The TUC says the tax changes mean UK consumers will start to feel the pinch from 4 January, when VAT rises from 17.5 per cent to 20 per cent.

Corporation tax is set to fall from 28 per cent to 27 per cent in April. But the TUC has calculated that the effective corporation tax rate for large multinational companies – the headline rate minus the "various tax loopholes they are able to exploit to bring down their tax bill" – fell to 21 per cent in 2009. Accounting for a 0.5 per cent fall in this effective rate every year since 2000, according to the TUC, the corporation tax of big companies with operations in multiple countries could be as low as 19 per cent in 2011.

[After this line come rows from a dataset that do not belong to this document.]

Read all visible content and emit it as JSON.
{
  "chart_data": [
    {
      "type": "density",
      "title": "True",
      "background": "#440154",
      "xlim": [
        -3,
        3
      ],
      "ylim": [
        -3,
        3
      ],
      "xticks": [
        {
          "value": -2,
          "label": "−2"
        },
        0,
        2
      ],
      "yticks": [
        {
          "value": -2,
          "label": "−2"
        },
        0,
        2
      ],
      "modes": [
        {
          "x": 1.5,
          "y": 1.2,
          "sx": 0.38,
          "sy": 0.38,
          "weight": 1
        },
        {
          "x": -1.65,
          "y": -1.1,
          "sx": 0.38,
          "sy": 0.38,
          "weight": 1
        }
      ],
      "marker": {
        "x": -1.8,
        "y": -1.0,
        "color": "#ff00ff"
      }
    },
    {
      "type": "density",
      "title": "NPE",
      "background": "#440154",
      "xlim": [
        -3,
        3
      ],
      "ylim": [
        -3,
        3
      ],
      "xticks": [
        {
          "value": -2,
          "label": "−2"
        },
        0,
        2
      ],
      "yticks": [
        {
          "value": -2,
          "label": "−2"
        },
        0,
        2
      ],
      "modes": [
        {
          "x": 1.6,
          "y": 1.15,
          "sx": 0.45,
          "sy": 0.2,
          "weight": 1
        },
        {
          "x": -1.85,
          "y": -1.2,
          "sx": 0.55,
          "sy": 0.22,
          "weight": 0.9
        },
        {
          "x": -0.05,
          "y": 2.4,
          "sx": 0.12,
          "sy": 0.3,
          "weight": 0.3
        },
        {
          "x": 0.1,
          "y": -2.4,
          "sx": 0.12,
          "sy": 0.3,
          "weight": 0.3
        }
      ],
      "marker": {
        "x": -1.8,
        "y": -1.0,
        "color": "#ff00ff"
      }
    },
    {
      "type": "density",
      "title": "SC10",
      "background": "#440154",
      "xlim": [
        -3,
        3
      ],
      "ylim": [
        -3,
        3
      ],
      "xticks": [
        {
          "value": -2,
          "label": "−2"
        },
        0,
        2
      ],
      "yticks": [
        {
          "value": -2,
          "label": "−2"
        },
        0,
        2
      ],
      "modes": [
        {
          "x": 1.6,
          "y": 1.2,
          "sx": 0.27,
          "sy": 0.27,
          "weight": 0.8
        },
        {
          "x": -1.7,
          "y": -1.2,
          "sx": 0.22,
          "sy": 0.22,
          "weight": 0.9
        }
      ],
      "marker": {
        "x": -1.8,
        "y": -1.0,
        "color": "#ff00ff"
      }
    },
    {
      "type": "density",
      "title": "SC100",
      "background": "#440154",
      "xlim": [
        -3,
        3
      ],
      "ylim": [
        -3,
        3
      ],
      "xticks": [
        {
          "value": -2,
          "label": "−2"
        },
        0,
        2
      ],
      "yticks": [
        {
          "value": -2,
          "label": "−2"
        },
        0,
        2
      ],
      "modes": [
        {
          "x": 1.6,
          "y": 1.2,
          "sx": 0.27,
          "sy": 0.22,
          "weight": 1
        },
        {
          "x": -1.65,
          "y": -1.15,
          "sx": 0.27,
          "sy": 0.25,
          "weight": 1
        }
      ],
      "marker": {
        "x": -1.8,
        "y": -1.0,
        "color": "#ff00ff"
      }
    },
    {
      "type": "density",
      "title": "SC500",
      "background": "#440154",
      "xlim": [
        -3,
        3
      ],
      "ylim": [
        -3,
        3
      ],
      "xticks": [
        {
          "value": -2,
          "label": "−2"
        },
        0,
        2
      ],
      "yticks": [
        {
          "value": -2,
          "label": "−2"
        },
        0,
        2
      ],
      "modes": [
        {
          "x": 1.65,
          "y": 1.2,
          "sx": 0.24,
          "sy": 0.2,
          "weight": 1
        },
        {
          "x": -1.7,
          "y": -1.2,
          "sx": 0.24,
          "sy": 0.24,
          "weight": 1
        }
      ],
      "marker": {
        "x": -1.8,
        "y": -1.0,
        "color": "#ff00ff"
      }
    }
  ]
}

The movement of corporation tax and VAT in opposite directions will "further skew" the UK tax system in favour of high-profit industries, such as banking, over small and medium-sized enterprises, which the union said would will be "hit hard" by the VAT rise at a time when banks were "refusing" to lend to them.

Brendan Barber, the TUC general secretary, said: "Shoppers looking for bargains in the January sales will soon be paying more to clear the debts racked up by the banks when they plunged the UK into recession and asked for a multi-trillion pound bailout." The TUC said the VAT rise would hit the poorest fifth of households harder, as they spent twice as much of their income on items subject to VAT. "People will not happy to learn that banks have managed to earn themselves a tidy tax cut as a reward for their failure while the rest of us suffer from job losses, tax hikes and the wrecking of public services," Mr Barber said.

The union said UK banks would also be able to offset the forthcoming corporation tax rate cut against the Government's £2.5bn bank levy – and actually cut their tax bill next year, which made a "mockery" of government "rhetoric" promising to crack down on the banks that caused the financial crisis.